The simple model summarized in Equation 4.2 predicts that stress drop should scale with effective normal stress. One would more realistically expect the maximum stress

drop to scale with effective normal stress. While fault heterogeneity could present barriers to slip which stop the rupture early, the total stress on the fault would provide an upper limit to stress drop.

An increase in maximum stress drop with depth is found for shallow events, ~5

km depth, consistent with this model. However, for earthquakes deeper than 5 km, no correlation between maximum stress drop and depth was found. This indicates that one of the assumptions of Section 4.1 must not hold at depth. One possibility is that effective normal stress does not substantially increase with depth below '"'"'5 km due to elevated pore fluid pressure following a lithostatic gradient. This interpretation is consistent with the results of Chapter 2, which indicate that the deviatoric stress magnitude at depth is low. High pore pressure, and the resulting low effective normal stress, would lead to weak faults and low deviatoric stress.

Alternatively, the fault friction model may be incorrect and earthquake stress drop may not scale with the magnitude of the effective normal stress on the fault. A lack of scaling between stress drop and mainshock-induced stress change also suggests that stress drop is not strongly controlled by the magnitude of stress on the fault. This would be possible if the slip and stress drop were primarily controlled by the dynamic stress pulse or by a pulse of extreme fault weakening [Heaton, 1990; Andrews and Ben-Zion, 1997]. In this case, the slip and the stress drop would be controlled more by the duration and magnitude of the dynamic stress or fault weakening pulse than by the static effective normal stress on the fault. Dynamic faulting weakening is also consistent with the low deviatoric stress magnitudes observed in Chapter 2.
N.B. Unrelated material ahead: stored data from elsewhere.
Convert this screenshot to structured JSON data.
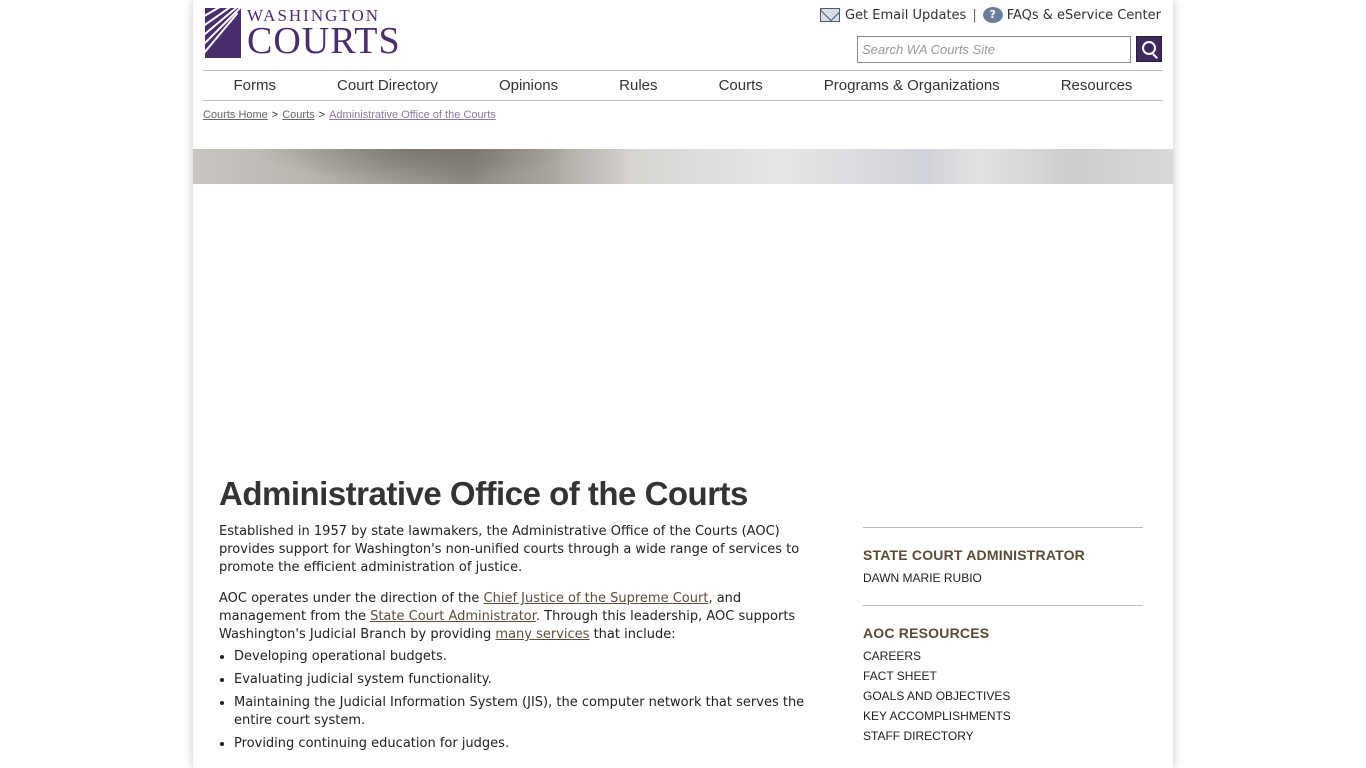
{
  "logo": {
    "top": "WASHINGTON",
    "bottom": "COURTS"
  },
  "utility": {
    "email_label": "Get Email Updates",
    "separator": "|",
    "faq_label": "FAQs & eService Center",
    "email_icon": "mail-icon",
    "help_icon": "question-icon"
  },
  "search": {
    "placeholder": "Search WA Courts Site",
    "button_icon": "search-icon"
  },
  "nav": {
    "items": [
      "Forms",
      "Court Directory",
      "Opinions",
      "Rules",
      "Courts",
      "Programs & Organizations",
      "Resources"
    ]
  },
  "breadcrumb": {
    "items": [
      "Courts Home",
      "Courts",
      "Administrative Office of the Courts"
    ],
    "separator": ">"
  },
  "main": {
    "title": "Administrative Office of the Courts",
    "intro": "Established in 1957 by state lawmakers, the Administrative Office of the Courts (AOC) provides support for Washington's non-unified courts through a wide range of services to promote the efficient administration of justice.",
    "p2_part1": "AOC operates under the direction of the ",
    "p2_link1": "Chief Justice of the Supreme Court",
    "p2_part2": ", and management from the ",
    "p2_link2": "State Court Administrator",
    "p2_part3": ". Through this leadership, AOC supports Washington's Judicial Branch by providing ",
    "p2_link3": "many services",
    "p2_part4": " that include:",
    "bullets": [
      "Developing operational budgets.",
      "Evaluating judicial system functionality.",
      "Maintaining the Judicial Information System (JIS), the computer network that serves the entire court system.",
      "Providing continuing education for judges."
    ]
  },
  "sidebar": {
    "administrator_heading": "STATE COURT ADMINISTRATOR",
    "administrator_name": "DAWN MARIE RUBIO",
    "resources_heading": "AOC RESOURCES",
    "resources": [
      "CAREERS",
      "FACT SHEET",
      "GOALS AND OBJECTIVES",
      "KEY ACCOMPLISHMENTS",
      "STAFF DIRECTORY"
    ]
  },
  "colors": {
    "brand_purple": "#4a2d6b",
    "heading_brown": "#5a4a36"
  }
}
I observe higher average stress drops for deeper aftershocks due to an increase in minimum stress drop at 15 km depth. It appears that smaller stress drop events are inhibited at depth, which is unexpected. The lack of low stress-drop events may be due to a material property change. The Northridge aftershocks below about 15 km depth appear to occur within a high-seismic-velocity ridge [Hauksson and Haase, 1997], indicating that material properties may play an important role. One possible scenario is that only more energetic events are capable of growing to M >2.5 in stronger materials.